Set text={"format": {"type": "text"}, "verbosity": "high"} on each create call.
Use background=True for each page request.
Upload and transcribe exactly one PNG per request.
Use exactly one full rendered page image per request.
Render PDF pages at 300 DPI when this skill owns the PDF-to-image step.
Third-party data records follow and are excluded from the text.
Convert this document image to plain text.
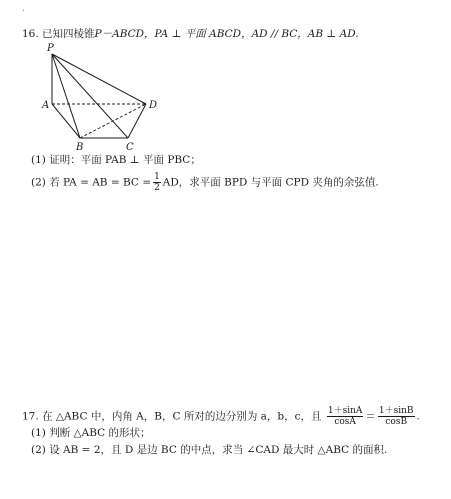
·
16. 已知四棱锥P－ABCD，PA ⊥ 平面 ABCD，AD // BC，AB ⊥ AD.
P
A
B	C
D
(1) 证明：平面 PAB ⊥ 平面 PBC；
(2) 若 PA = AB = BC = $\frac{1}{2}$ AD，求平面 BPD 与平面 CPD 夹角的余弦值.
17. 在 △ABC 中，内角 A，B，C 所对的边分别为 a，b，c，且 $\frac{1+\sin A}{\cos A} = \frac{1+\sin B}{\cos B}$ .
(1) 判断 △ABC 的形状；
(2) 设 AB = 2，且 D 是边 BC 的中点，求当 ∠CAD 最大时 △ABC 的面积.
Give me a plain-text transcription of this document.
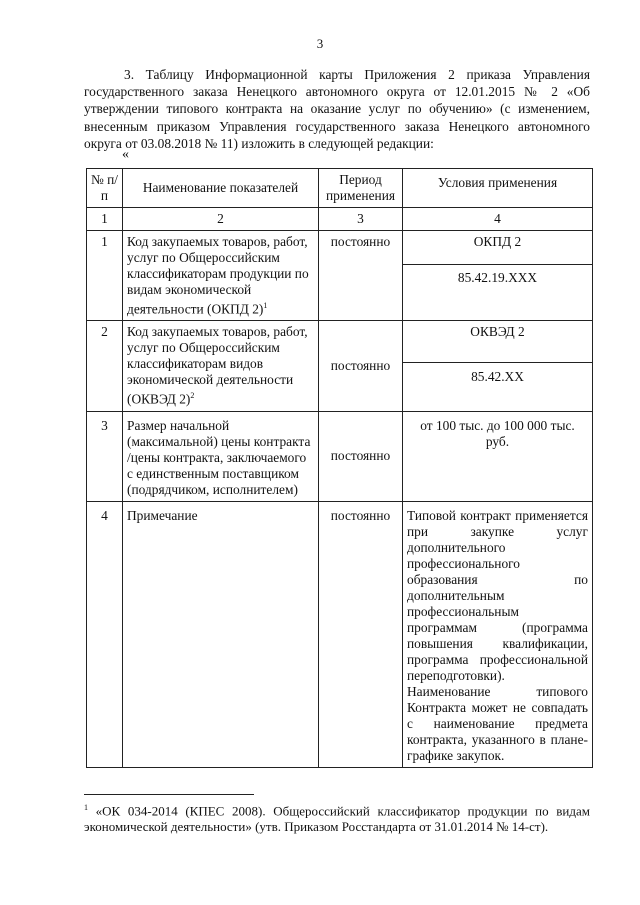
3
3. Таблицу Информационной карты Приложения 2 приказа Управления государственного заказа Ненецкого автономного округа от 12.01.2015 № 2 «Об утверждении типового контракта на оказание услуг по обучению» (с изменением, внесенным приказом Управления государственного заказа Ненецкого автономного округа от 03.08.2018 № 11) изложить в следующей редакции:
«
№ п/п	Наименование показателей	Период применения	Условия применения
1	2	3	4
1	Код закупаемых товаров, работ, услуг по Общероссийским классификаторам продукции по видам экономической деятельности (ОКПД 2)$^1$	постоянно	ОКПД 2
			85.42.19.ХХХ
2	Код закупаемых товаров, работ, услуг по Общероссийским классификаторам видов экономической деятельности (ОКВЭД 2)$^2$	постоянно	ОКВЭД 2
			85.42.ХХ
3	Размер начальной (максимальной) цены контракта /цены контракта, заключаемого с единственным поставщиком (подрядчиком, исполнителем)	постоянно	от 100 тыс. до 100 000 тыс. руб.
4	Примечание	постоянно	Типовой контракт применяется при закупке услуг дополнительного профессионального образования по дополнительным профессиональным программам (программа повышения квалификации, программа профессиональной переподготовки). Наименование типового Контракта может не совпадать с наименование предмета контракта, указанного в плане-графике закупок.
$^1$ «ОК 034-2014 (КПЕС 2008). Общероссийский классификатор продукции по видам экономической деятельности» (утв. Приказом Росстандарта от 31.01.2014 № 14-ст).
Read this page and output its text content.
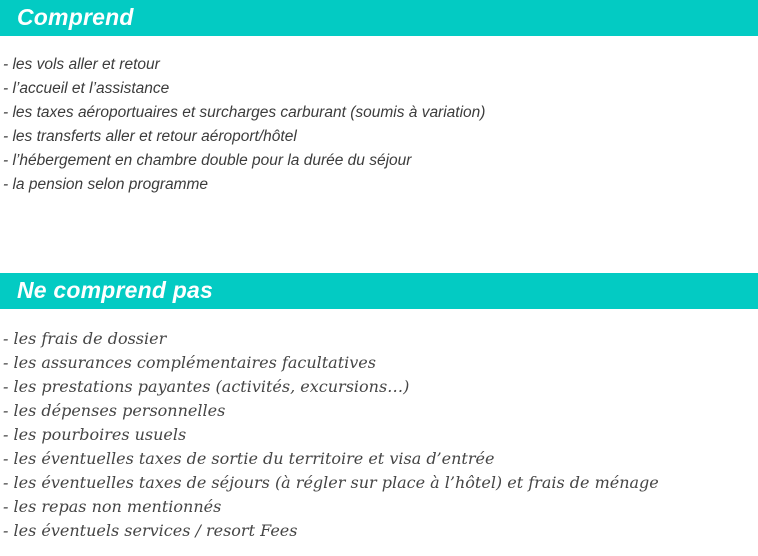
Comprend
- les vols aller et retour
- l’accueil et l’assistance
- les taxes aéroportuaires et surcharges carburant (soumis à variation)
- les transferts aller et retour aéroport/hôtel
- l’hébergement en chambre double pour la durée du séjour
- la pension selon programme
Ne comprend pas
- les frais de dossier
- les assurances complémentaires facultatives
- les prestations payantes (activités, excursions…)
- les dépenses personnelles
- les pourboires usuels
- les éventuelles taxes de sortie du territoire et visa d’entrée
- les éventuelles taxes de séjours (à régler sur place à l’hôtel) et frais de ménage
- les repas non mentionnés
- les éventuels services / resort Fees
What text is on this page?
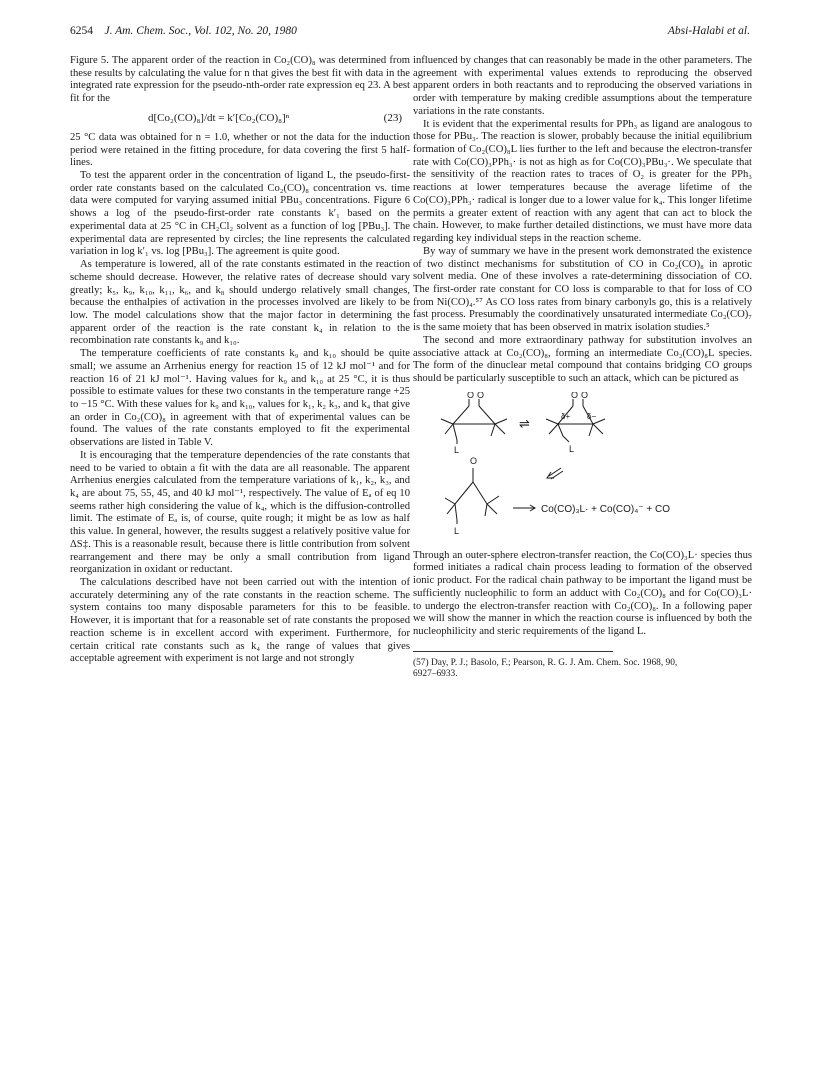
6254 J. Am. Chem. Soc., Vol. 102, No. 20, 1980	Absi-Halabi et al.

Figure 5. The apparent order of the reaction in Co₂(CO)₈ was determined from these results by calculating the value for n that gives the best fit with data in the integrated rate expression for the pseudo-nth-order rate expression eq 23. A best fit for the

d[Co₂(CO)₈]/dt = k′[Co₂(CO)₈]ⁿ	(23)

25 °C data was obtained for n = 1.0, whether or not the data for the induction period were retained in the fitting procedure, for data covering the first 5 half-lines.

To test the apparent order in the concentration of ligand L, the pseudo-first-order rate constants based on the calculated Co₂(CO)₈ concentration vs. time data were computed for varying assumed initial PBu₃ concentrations. Figure 6 shows a log of the pseudo-first-order rate constants k′₁ based on the experimental data at 25 °C in CH₂Cl₂ solvent as a function of log [PBu₃]. The experimental data are represented by circles; the line represents the calculated variation in log k′₁ vs. log [PBu₃]. The agreement is quite good.

As temperature is lowered, all of the rate constants estimated in the reaction scheme should decrease. However, the relative rates of decrease should vary greatly; k₅, k₉, k₁₀, k₁₁, k₆, and k₈ should undergo relatively small changes, because the enthalpies of activation in the processes involved are likely to be low. The model calculations show that the major factor in determining the apparent order of the reaction is the rate constant k₄ in relation to the recombination rate constants k₉ and k₁₀.

The temperature coefficients of rate constants k₉ and k₁₀ should be quite small; we assume an Arrhenius energy for reaction 15 of 12 kJ mol⁻¹ and for reaction 16 of 21 kJ mol⁻¹. Having values for k₉ and k₁₀ at 25 °C, it is thus possible to estimate values for these two constants in the temperature range +25 to −15 °C. With these values for k₉ and k₁₀, values for k₁, k₂ k₃, and k₄ that give an order in Co₂(CO)₈ in agreement with that of experimental values can be found. The values of the rate constants employed to fit the experimental observations are listed in Table V.

It is encouraging that the temperature dependencies of the rate constants that need to be varied to obtain a fit with the data are all reasonable. The apparent Arrhenius energies calculated from the temperature variations of k₁, k₂, k₃, and k₄ are about 75, 55, 45, and 40 kJ mol⁻¹, respectively. The value of Eₐ of eq 10 seems rather high considering the value of k₄, which is the diffusion-controlled limit. The estimate of Eₐ is, of course, quite rough; it might be as low as half this value. In general, however, the results suggest a relatively positive value for ΔS‡. This is a reasonable result, because there is little contribution from solvent rearrangement and there may be only a small contribution from ligand reorganization in oxidant or reductant.

The calculations described have not been carried out with the intention of accurately determining any of the rate constants in the reaction scheme. The system contains too many disposable parameters for this to be feasible. However, it is important that for a reasonable set of rate constants the proposed reaction scheme is in excellent accord with experiment. Furthermore, for certain critical rate constants such as k₄ the range of values that gives acceptable agreement with experiment is not large and not strongly

influenced by changes that can reasonably be made in the other parameters. The agreement with experimental values extends to reproducing the observed apparent orders in both reactants and to reproducing the observed variations in order with temperature by making credible assumptions about the temperature variations in the rate constants.

It is evident that the experimental results for PPh₃ as ligand are analogous to those for PBu₃. The reaction is slower, probably because the initial equilibrium formation of Co₂(CO)₈L lies further to the left and because the electron-transfer rate with Co(CO)₃PPh₃· is not as high as for Co(CO)₃PBu₃·. We speculate that the sensitivity of the reaction rates to traces of O₂ is greater for the PPh₃ reactions at lower temperatures because the average lifetime of the Co(CO)₃PPh₃· radical is longer due to a lower value for k₄. This longer lifetime permits a greater extent of reaction with any agent that can act to block the chain. However, to make further detailed distinctions, we must have more data regarding key individual steps in the reaction scheme.

By way of summary we have in the present work demonstrated the existence of two distinct mechanisms for substitution of CO in Co₂(CO)₈ in aprotic solvent media. One of these involves a rate-determining dissociation of CO. The first-order rate constant for CO loss is comparable to that for loss of CO from Ni(CO)₄.⁵⁷ As CO loss rates from binary carbonyls go, this is a relatively fast process. Presumably the coordinatively unsaturated intermediate Co₂(CO)₇ is the same moiety that has been observed in matrix isolation studies.⁵

The second and more extraordinary pathway for substitution involves an associative attack at Co₂(CO)₈, forming an intermediate Co₂(CO)₈L species. The form of the dinuclear metal compound that contains bridging CO groups should be particularly susceptible to such an attack, which can be pictured as

O O
L
⇌
O O
δ+ δ−
L
O
L
Co(CO)₃L· + Co(CO)₄⁻ + CO

Through an outer-sphere electron-transfer reaction, the Co(CO)₃L· species thus formed initiates a radical chain process leading to formation of the observed ionic product. For the radical chain pathway to be important the ligand must be sufficiently nucleophilic to form an adduct with Co₂(CO)₈ and for Co(CO)₃L· to undergo the electron-transfer reaction with Co₂(CO)₈. In a following paper we will show the manner in which the reaction course is influenced by both the nucleophilicity and steric requirements of the ligand L.

(57) Day, P. J.; Basolo, F.; Pearson, R. G. J. Am. Chem. Soc. 1968, 90,
6927–6933.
Do not append multiple pages into one image and do not split a page into fragments.
The runner rejects any single-page image above 50 MB before upload.
Keep the content array to one input_text item plus one input_image item; do not send multiple images in a single prompt.
Preserve visible headers and footers as document content, but omit page numbers.
Preserve page ordering when assembling final .tex.
Keep logs for traceability and delimiter-based extraction.
The low-level runner owns one page image, one background request, one polling loop, and one LaTeX result.
The helper owns PDF rendering at 300 DPI, one-page job creation, one retry per failed page, assembly, and optional compile.
Use the orchestrator skill when you want many in-flight jobs, concurrent polling across many response_ids, and manifest-based resume.
Treat completed responses with no emitted LaTeX as failures; the runner logs output_text_missing and exits non-zero.
On non-zero exit or missing delimiters, retry only affected pages.

Repo-Specific Notes

Use .agents/skills/openai-latex-transcription-background-mode/scripts/transcribe_math_latex_background_single_page.py as the canonical PDF-to-LaTeX background workflow.
Use .agents/skills/openai-latex-transcription-background-mode/scripts/transcribe_math_latex_background_mode.py as the low-level one-page background runner.
Use references/workflow-template.md as the canonical background-mode sequence and reusable command template.